2-5 Hepatic iron deposition in the setting of chronic liver disea

2-5 Hepatic iron deposition in the setting of chronic liver disease may be present in one of three different patterns: exclusively in hepatocytes, exclusively in cells of the reticuloendothelial system (RES), or in a mixed pattern involving both hepatocytes and RES.2-5 In hereditary hemochromatosis

types 1, 2, and 3, iron preferentially SAR245409 clinical trial accumulates in hepatocytes because of mutations in the hemochromatosis gene (HFE), the hemojuvelin (HJV) or hepcidin genes, and the transferrin receptor 2 (TFR2) gene, respectively.2-5 In contrast, hepatic iron deposition in the setting of cirrhosis and secondary iron overload occurs primarily in RES cells and usually begins with sinusoidal lining cells in an azonal pattern.2-5 Iron deposition in patients with alcoholic fatty liver disease, NAFLD, or a chronic hepatitis C infection may occur in any of these three patterns.2-5 The Dabrafenib contribution of hepatic iron accumulation to the severity or progression of chronic liver diseases other than hemochromatosis remains unclear.
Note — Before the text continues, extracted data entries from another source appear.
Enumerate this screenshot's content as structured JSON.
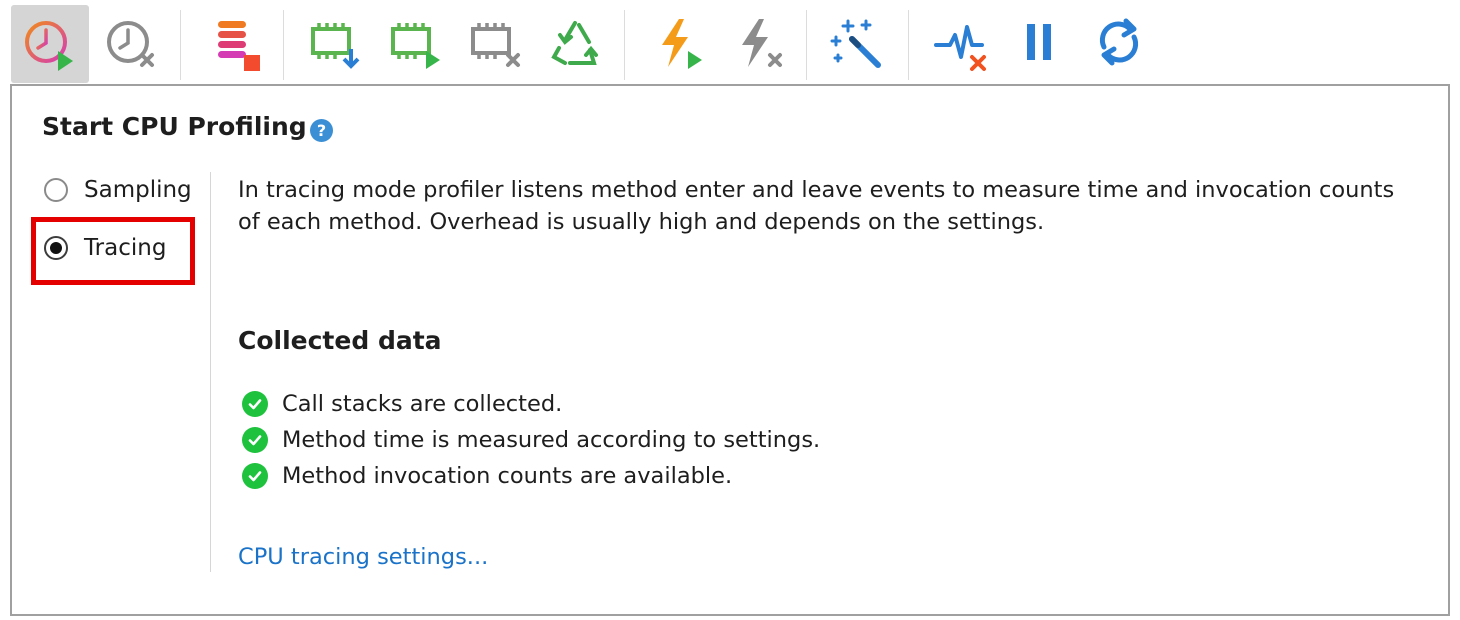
{
  "toolbar": {
    "buttons": [
      {
        "icon": "start-cpu-profiling-icon",
        "active": true
      },
      {
        "icon": "stop-cpu-profiling-icon"
      },
      {
        "icon": "start-object-allocation-recording-icon"
      },
      {
        "icon": "capture-memory-snapshot-icon"
      },
      {
        "icon": "start-memory-recording-icon"
      },
      {
        "icon": "stop-memory-recording-icon"
      },
      {
        "icon": "force-garbage-collection-icon"
      },
      {
        "icon": "start-events-recording-icon"
      },
      {
        "icon": "stop-events-recording-icon"
      },
      {
        "icon": "trigger-wizard-icon"
      },
      {
        "icon": "clear-telemetry-icon"
      },
      {
        "icon": "pause-icon"
      },
      {
        "icon": "refresh-icon"
      }
    ]
  },
  "panel": {
    "title": "Start CPU Profiling",
    "help_glyph": "?",
    "modes": [
      {
        "label": "Sampling",
        "checked": false
      },
      {
        "label": "Tracing",
        "checked": true
      }
    ],
    "description": "In tracing mode profiler listens method enter and leave events to measure time and invocation counts of each method. Overhead is usually high and depends on the settings.",
    "collected_title": "Collected data",
    "collected_items": [
      "Call stacks are collected.",
      "Method time is measured according to settings.",
      "Method invocation counts are available."
    ],
    "settings_link": "CPU tracing settings..."
  },
  "colors": {
    "accent_blue": "#1a73c8",
    "check_green": "#1ec23d",
    "highlight_red": "#e50000",
    "toolbar_active": "#d5d5d5"
  }
}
A number of studies have assessed the relationship

between hepatic iron loading and disease stage in chronic hepatitis C; the majority of these studies (but not all) support an association between advanced fibrosis and the presence of iron deposition in the nonparenchymal RES cells (i.e., sinusoidal, endothelial, and portal tracts).6, 7 In contrast, parenchymal iron deposition is a feature of alcoholic liver disease, although RES iron is more prevalent in the advanced stages of disease.8 NAFLD is the most common liver disease in the United States and may be present in up to 30% of the general population.9 A subset of patients SSR128129E with NAFLD have nonalcoholic steatohepatitis (NASH), a more severe form of this disease associated with hepatocellular (HC) injury,

inflammation, and varying levels of fibrosis. A number of previous studies have investigated the role of iron stores in NAFLD by assessing the presence of stainable hepatic iron deposits, the biochemical hepatic iron content, or both. However, the findings thus far have been conflicting, with some studies finding hepatic iron deposition to be associated with increased disease severity10-12 and others not finding such an association.13-16 One previous study examining the distribution of iron in 157 patients with NASH-related cirrhosis, including 51 with hepatocellular carcinoma (HCC), demonstrated that patients with HCC were more likely to have mild to moderate RES cell iron deposits than patients without HCC.